Friday, June 01, 2007

Patagonia Olive Oil

Coming soon to supermarket and gourmet stores; watch for it on the shelves. Wednesday night I attended a focus group where we discussed an unknown brand of olive oil, which we'd picked up in unmarked sample bottles and taste-tested for about a week.

I loved it. I loved the golden color. Later, when we saw it in the "real" bottles, it had more of a green tinge to it. But in the small sample plastic bottle, it looked pure gold to me, liquid gold. It said sunshine and luxury, and I could imagine being gently massaged with this oil.

I had never tasted extra virgin olive oil and the stronger taste delighted me. I felt as if I could just slightly taste the olives. Yet the taste didn't linger, and I found myself pouring more and more onto my salads as I ate them. Sure, it's high calorie, but at least olive oil is healthy, so I didn't feel too guilty about eating a lot of it.

The focus group amused me. I was one of those bridge and tunnel people in with the "real" Manhattanites. They are a whole different breed. These people talked about shopping in the overpriced gourmet stores like Dean & DeLuca, where you could pay $3 for an avocado that I can get at a fruit stand for $1.29. These were women who went home after a day's work and made bruschetta, or grilled fish and shrimp. They tried frying chicken in this oil and other types of cooking. All I did, unimaginative little me, was to put it on salad and mop it up with bread (after sprinkling pepper on the oil as it spread across a plate).

The others were much more upscale and conscious of the need to impress their friends. They wouldn't use plastic bottles partly because plastic is bad for the environment, but also because it looks tacky. Only glass bottles for them! I was the one person in favor of plastic because it doesn't break as easily and I live in a family of clutzes who drop bottles with alarming regularity.

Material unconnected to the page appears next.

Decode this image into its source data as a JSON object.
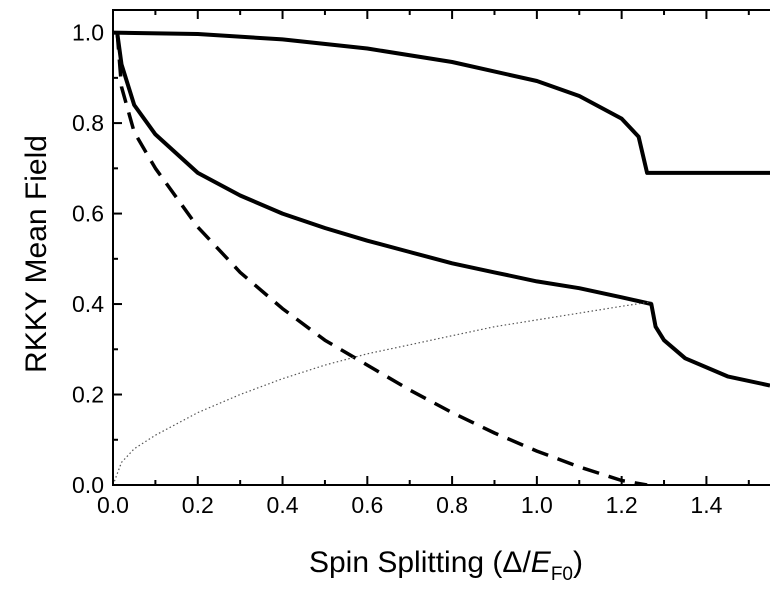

They knew what extra virgin and "cold press" or "first press" meant. Listening to this was an education but to some extent I found it an education in food snobbery. Only extra virgin was worth buying. Lesser brands were all right in an ordinary supermarket, but the better brands belonged in a D'Agostino's or in the very trendy gourmet boutiques. People agreed that this unknown brand should be in the gourmet boutiques and named some outrageously high prices for a standard sized bottle.

We learned that the brand is Patagonia and that it is going to be marketed as an ecologically friendly olive oil, coming from unspoiled Patagonia. But one woman whom I found particularly snooty didn't like the slogan: said it was "too easy." They showed us two labels. I liked the blue label better but many other women there preferred the plainish offwhite label that looked boring to me. It was also practically illegible. Also, European foods were much better than American; Americans have no real standards about how food is prepared.

Right, that's why the foreign imports of flu vaccine were found to be ineffective because of bad handling and I had to get a second flu shot this past winter. The American system of monitoring food and drugs is flawed, but so is the European, but I guess these snobs would rather think that America is bad and all things foreign are much better.

I had a fun time discussing the olive oil and I certainly was quite happy to collect my $125 at the end of the session. It was also very amusing watching the trendy crowd, the upscale types who really would discuss Hemingway at a wine and cheese (and olive oil) party do their thing. I went home happy that I am not in that crowd and that I am down to earth enough to simply eat what I like without worrying about what people think of me for my food choices or the type of packaging those food choices come in.